Deploy-time to Runtime Flow

The Task adapter follows the standard deploy-time/runtime pattern:

let make: Reventless.Task_Adapter.bucketMaker<bucketParts> = (~name, ~opts) => {
// Deploy-time: Create S3 bucket
let bucket = PulumiAws.S3.Bucket.make(
~name,
~args={corsRules: [...]->Pulumi.Input.make},
~opts,
)

{
resources: [bucket->Util.S3.toResource],
parts: bucket,
}
}

let makeHandler = handleEvents => TaskBucket_S3_Runtime.handleBucketEvent(handleEvents, ...)

Flow steps:

  1. Create S3 bucket - Pulumi provisions the S3 bucket with CORS configuration
  2. Return bucket parts - parts field contains the Pulumi S3 bucket resource
  3. Connect Lambda - connect function subscribes Lambda to bucket events and creates IAM policies
  4. Bind runtime handler - makeHandler creates runtime function that processes S3 events
  5. Lambda execution - Runtime function executes in Lambda when S3 objects are created/deleted

Adapter return value:

{
resources: [bucket->Util.S3.toResource], // For dependency tracking
parts: bucket, // Pulumi S3 bucket resource
}

Unlike other adapters that return operations or publishJson, the Task adapter:

  • Returns parts containing the S3 bucket resource
  • Uses connect function to wire Lambda subscriptions and IAM policies
  • Uses makeHandler to create runtime event processing function

When to Use Task Buckets

Use Task S3 buckets for:

  • File-based workflows - Process uploaded files (images, documents, data files)
  • Batch processing - Trigger processing when new batch files arrive
  • ETL pipelines - Extract data from uploaded files, transform, and load into databases
  • Document processing - OCR, format conversion, content extraction
  • Media processing - Thumbnail generation, video transcoding, image optimization
  • Data ingestion - Import CSV/JSON files into read models or aggregates
  • Temporary storage - Store intermediate processing results with lifecycle policies

Common patterns:

  • Upload → Process → Command - File upload triggers Lambda, which processes file and publishes commands
  • Upload → Transform → Store - File upload triggers transformation (resize image, transcode video) and stores result
  • Upload → Extract → Update - File upload triggers data extraction and read model updates
  • Cleanup on delete - Object deletion triggers cleanup operations (delete related data, update counters)

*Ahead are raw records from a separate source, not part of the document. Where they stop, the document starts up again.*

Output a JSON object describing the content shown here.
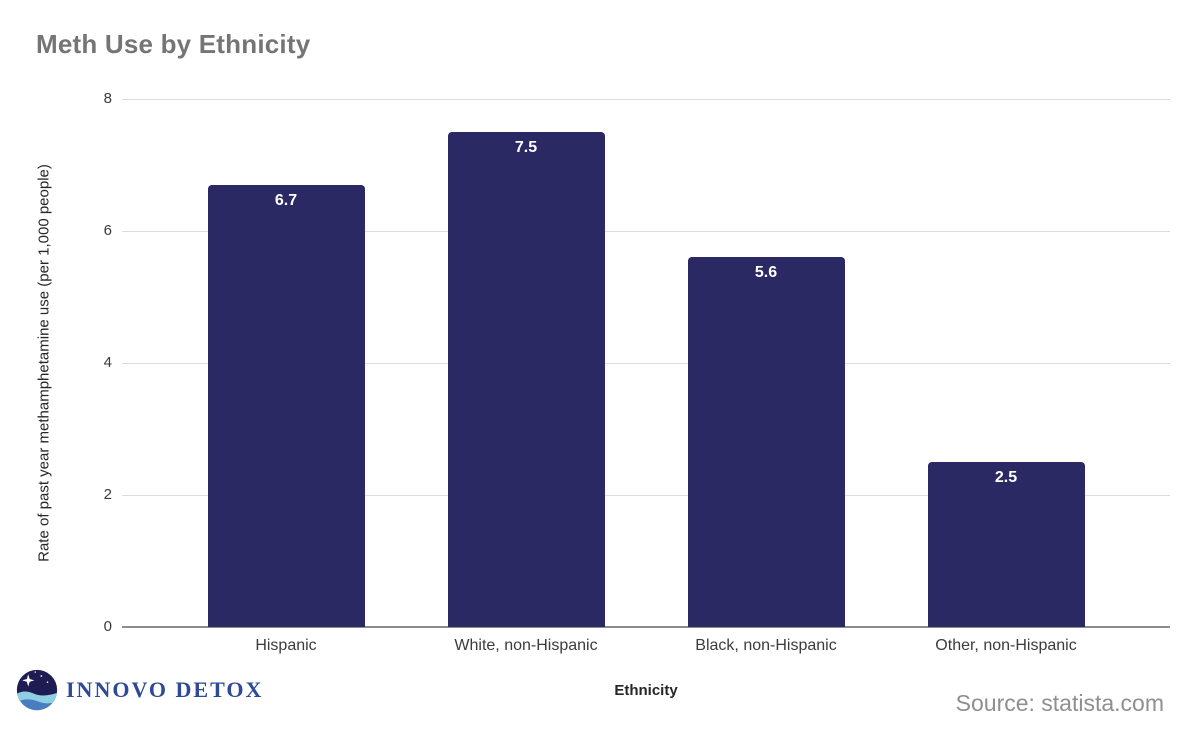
{
  "title": "Meth Use by Ethnicity",
  "source_note": "Source: statista.com",
  "logo": {
    "name": "INNOVO DETOX",
    "icon": "innovo-detox-globe-wave-icon",
    "text_color": "#2e4a96",
    "icon_navy": "#1e1c52",
    "icon_light_wave": "#8ecfe4",
    "icon_dark_wave": "#4a7dbf"
  },
  "chart_data": {
    "type": "bar",
    "title": "Meth Use by Ethnicity",
    "categories": [
      "Hispanic",
      "White, non-Hispanic",
      "Black, non-Hispanic",
      "Other, non-Hispanic"
    ],
    "values": [
      6.7,
      7.5,
      5.6,
      2.5
    ],
    "value_labels": [
      "6.7",
      "7.5",
      "5.6",
      "2.5"
    ],
    "xlabel": "Ethnicity",
    "ylabel": "Rate of past year methamphetamine use (per 1,000 people)",
    "ylim": [
      0,
      8
    ],
    "yticks": [
      0,
      2,
      4,
      6,
      8
    ],
    "grid": true,
    "legend": "none",
    "bar_color": "#2b2964",
    "value_label_color": "#ffffff",
    "gridline_color": "#dcdcdc",
    "axis_line_color": "#8c8c8c"
  }
}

Integration with Commands:

Task processors often publish commands after processing files:

  1. User uploads file to S3 bucket
  2. S3 triggers Lambda with object created event
  3. Lambda reads and processes file
  4. Lambda publishes commands to CommandTopics (enabled by SQS send permissions)
  5. Commands are processed by Aggregates as usual

This pattern enables event-driven architectures where file uploads initiate business workflows.